"Um..", ujarku memulai percakapan pagi buta itu. Saat itu saya baru saja menyelesaikan sahur yang telah dipersiapkan oleh istriku. "Ummi berhenti kerja dari perusahaan tempat ummi bekerja kok seperti pembantu berhenti bekerja, begitu saja... tanpa ada pesangon atau hal-hal lain..", lanjutku dengan sedikit hati-hati. " Ummi kan HRD, pegawai tetap lagi, kok perusahaan ummi memperlakukan ummi seperti itu...", tanyaku berturut. Saya cukup lama berpikir untuk menanyakan hal ini, sejak beberapa malam yang lalu, ummi memelukku sambil menangis menceritakan keputusan beratnya untuk resign dari pekerjaannya yang menurutku mengagumkan itu. Saya tidak ingin membuka luka hatinya.

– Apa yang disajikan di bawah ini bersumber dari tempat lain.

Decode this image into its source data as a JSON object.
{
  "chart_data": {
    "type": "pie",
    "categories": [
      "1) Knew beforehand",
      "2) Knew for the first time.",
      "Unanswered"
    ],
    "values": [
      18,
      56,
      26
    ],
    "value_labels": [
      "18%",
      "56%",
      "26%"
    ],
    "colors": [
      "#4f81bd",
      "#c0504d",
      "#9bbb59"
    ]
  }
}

Betapa tidak, pihak manajemen pusatnya di Jakarta yang biasa ia panggil HO, begitu bersikap tidak adil dan semena-mena terhadap dirinya sehingga iapun lebih menjaga harga dirinya, lebih baik mengundurkan diri dari perusahaan yang ia ikut bangun dari nol ketika perusahaan tersebut membuka cabang di kota dingin ini. Ummi begitu merasa terintimidasi oleh sikap HO, begitu seringnya mereka menekan dengan mencari kesalahan-kesalahan sebagai dasar alasannya. Sungguh tidak masuk akal dan menyakitkan sekali.
***
Ummi menjadi seorang HRD bukan pertama kalinya di perusahaan home center dan furnishing ini, sebelumnya ia sudah pernah menjadi HRD juga di sebuah perusahaan sanitary dan air minum kemasan yang berkedudukan di Surabaya. Tetapi baru kali ini, ummi "dipaksa" berhenti kerja dengan sangat tidak hormat seperti ini, dan ini sangat menyakitkan, seakan-akan ummi seorang penjahat. Saya pilu mendengar ceritanya, sedih, hingga beberapa hari ini seluruh rongga kepala saya berisi pilu-nya hati melihat istri saya diperlakukan tidak baik oleh tempat ia bekerja. Saya kenal baik ummi, ia seorang pekerja tangguh dan profesional. Bahkan perusahaan-perusahaan tempat ia bekerja dulu masih sering mengajak ia kembali bekerja di perusahaan mereka, sampai-sampai diberi keleluasaan berkantor di kantor yang terdekat dengan Malang. Tapi ummi sudah berjanji pada saya, untuk bekerja tidak jauh dari anak kami di Malang.
***
Saya masih merasakan sesenggukan tangisnya dan aliran air matanya yang menetes di pundak. Ku belai lembut penuh kasih rambutnya. "Ummi, masih ingatkan, perusahaan ummi sudah banyak ditinggalkan oleh pimpinan dan staf terbaik mereka karena alasan yang sama, menurut abi, ummi adalah salah satunya orang terbaik di perusahaan itu, dan ummi juga harus keluar dari perusahaan itu untuk alasan yang sama. Abi yakin pasti telah ada jalan terbaik untuk ummi."
Hijrah, itu mungkin langkah terbaik untuk ummi, hijrah dari sebuah perusahaan yang telah dikuasai oleh segolongan manusia yang tidak bermartabat dan tidak profesional. Lebih baik ummi hijrah dari perusahaan tersebut, daripada ummi nantinya menjadi bagian dari mereka. Naudzubillah min dzalik.